The Elements of Power: Gadgets, Guns, and the Struggle for a Sustainable Future in the Rare Metal Age by David S. Abraham (Oct. 27, hardcover, $30, ISBN 978-0-300-19679-5). A natural resource strategist analyzes the rare metal trade, illustrating how growing demand for these ingredients— increasingly at the heart of electronic, military, and renewable-energy technologies—contributes to economic, environmental, and geopolitical instability.

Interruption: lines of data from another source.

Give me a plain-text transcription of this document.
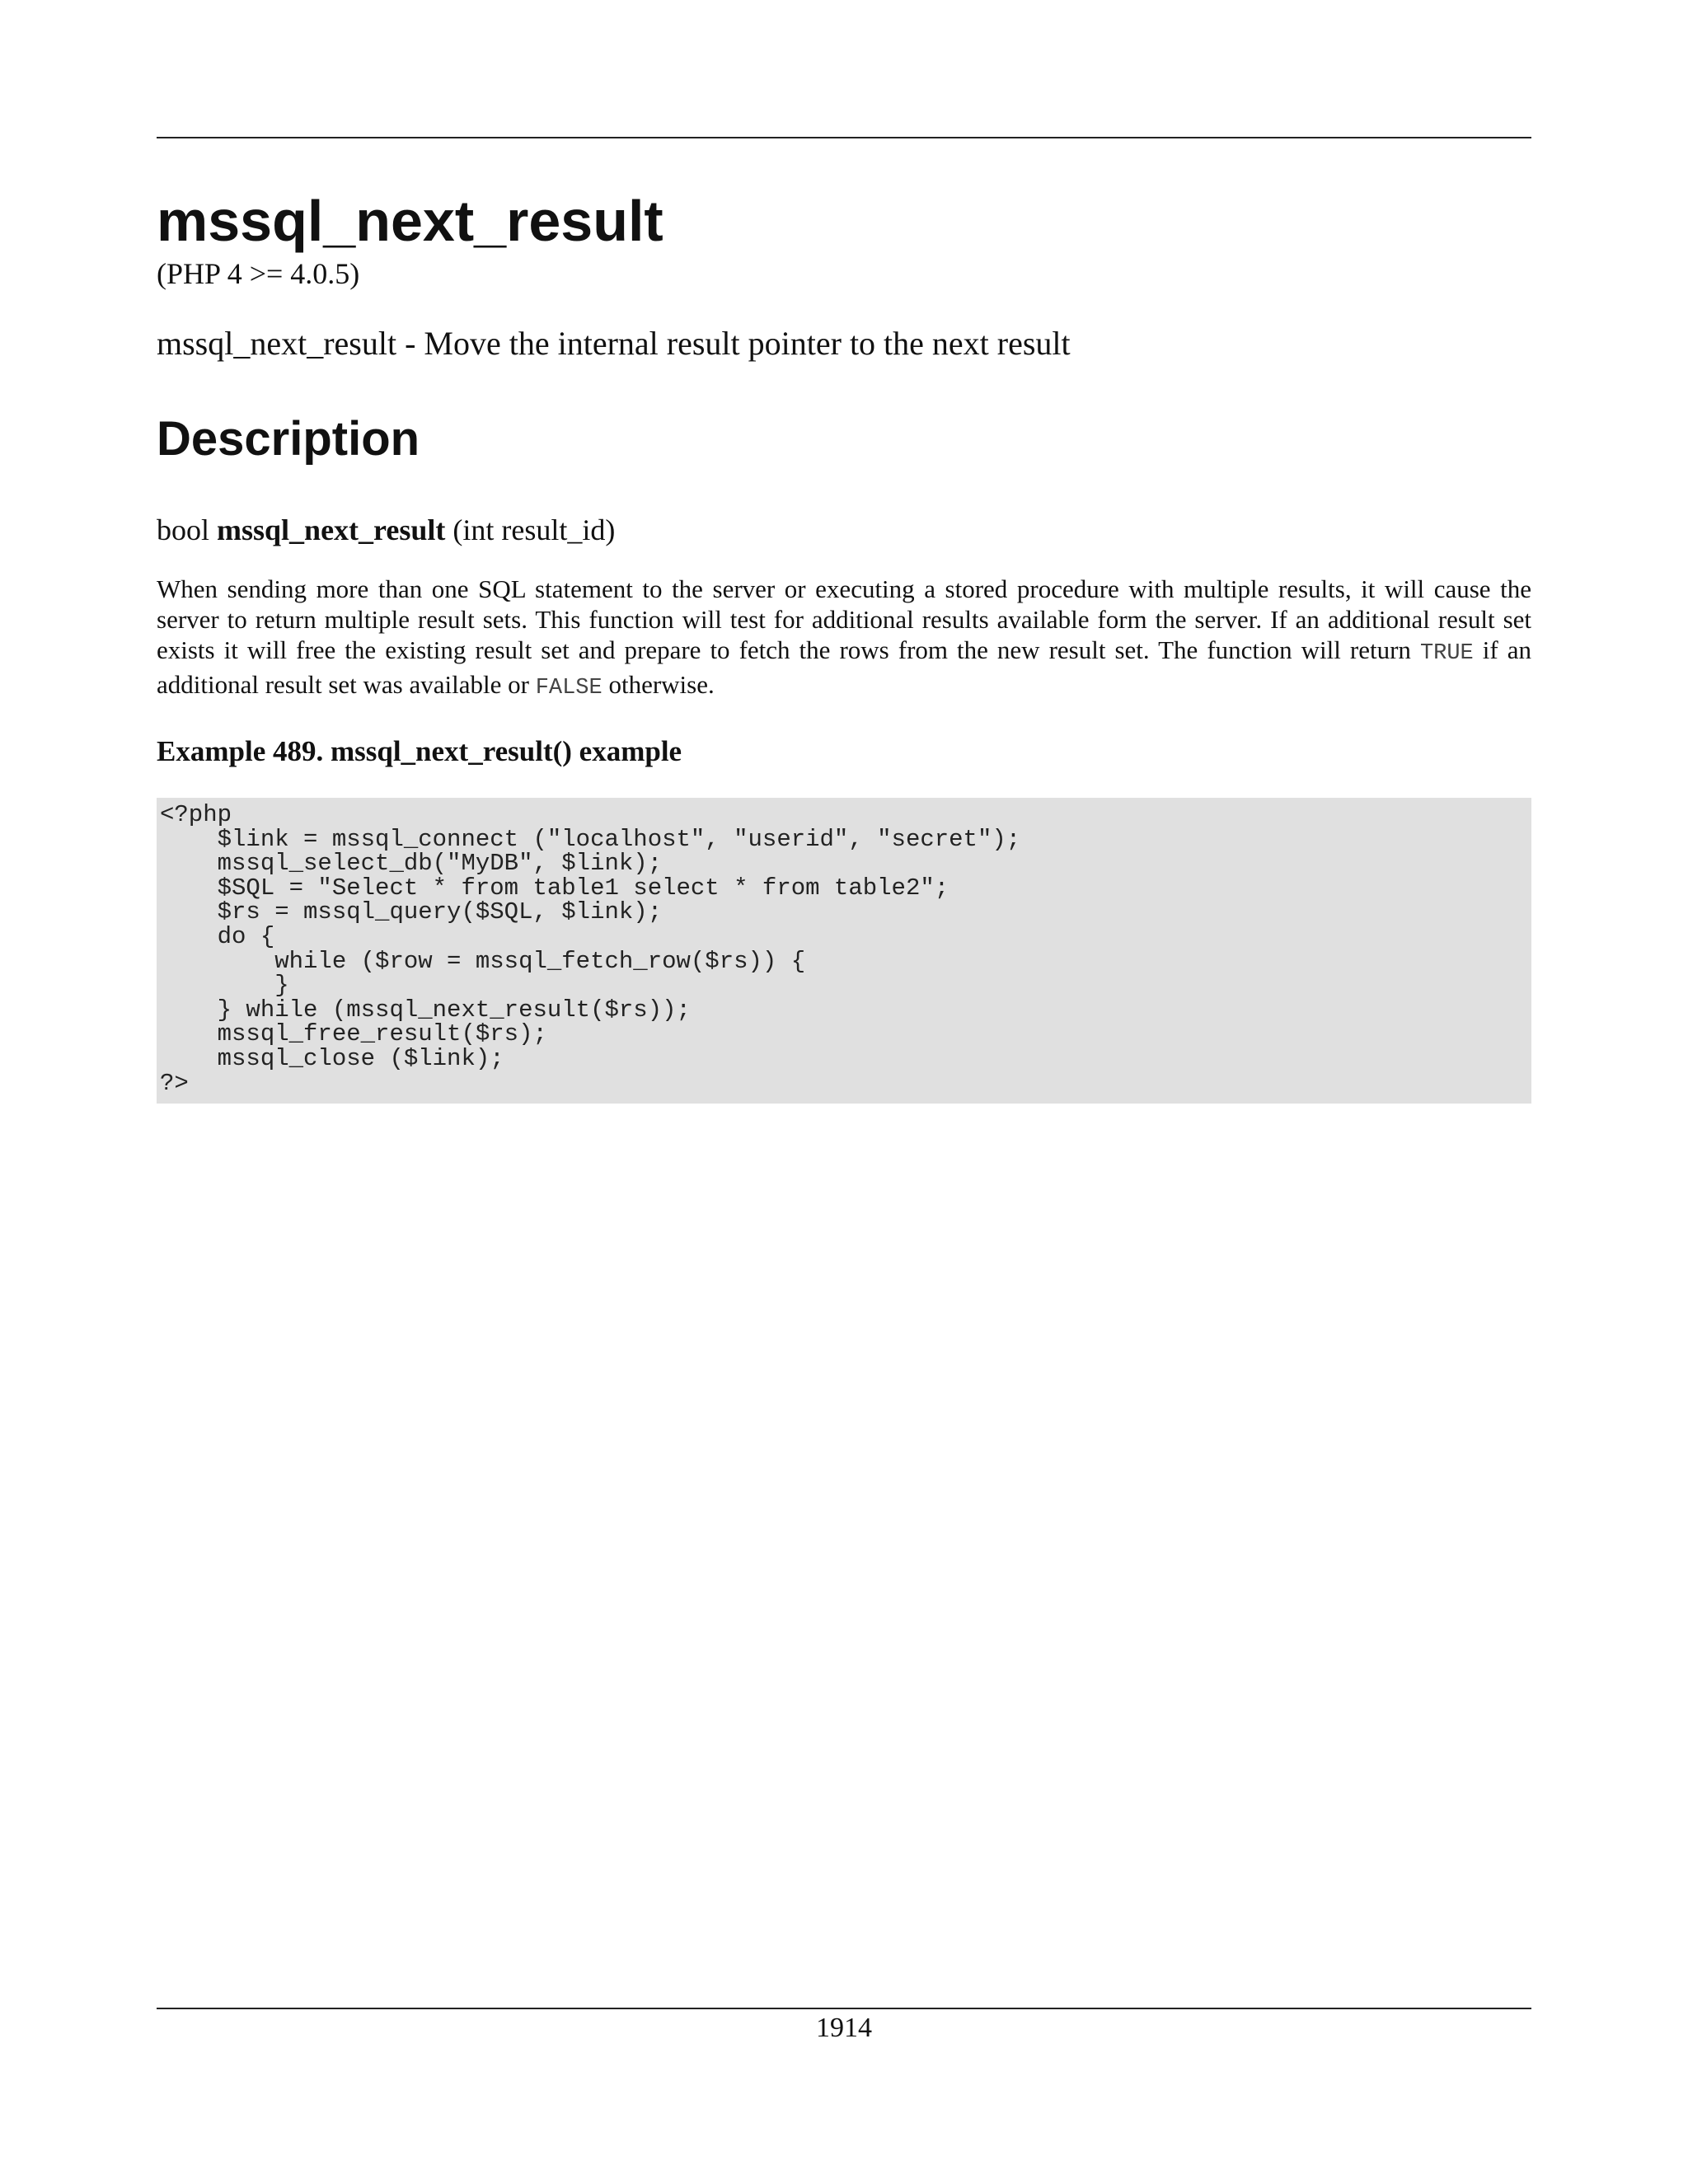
mssql_next_result

(PHP 4 >= 4.0.5)

mssql_next_result - Move the internal result pointer to the next result

Description

bool mssql_next_result (int result_id)

When sending more than one SQL statement to the server or executing a stored procedure with multiple results, it will cause the server to return multiple result sets. This function will test for additional results available form the server. If an additional result set exists it will free the existing result set and prepare to fetch the rows from the new result set. The function will return TRUE if an additional result set was available or FALSE otherwise.

Example 489. mssql_next_result() example

<?php
$link = mssql_connect ("localhost", "userid", "secret");
mssql_select_db("MyDB", $link);
$SQL = "Select * from table1 select * from table2";
$rs = mssql_query($SQL, $link);
do {
while ($row = mssql_fetch_row($rs)) {
}
} while (mssql_next_result($rs));
mssql_free_result($rs);
mssql_close ($link);
?>
1914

Intelligence in the Flesh: Why Your Mind Needs Your Body Much More Than It Thinks by Guy Claxton (Sept. 29, hardcover, $32.50, ISBN 978-0-300-20882-5) provocatively draws on the latest findings in neuroscience and psychology to upend the prevailing view of consciousness and demonstrate how our bodies—long dismissed as mere conveyances—actually constitute the core of our intelligent life.

When the Sun Bursts: The Enigma of Schizophrenia by Christopher Bollas (Nov. 24, hardcover, $28, ISBN 978-0-300-21473-4). A leading psychoanalyst shares his experiences working with schizophrenic patients to show how effective talk therapy can be as a treatment.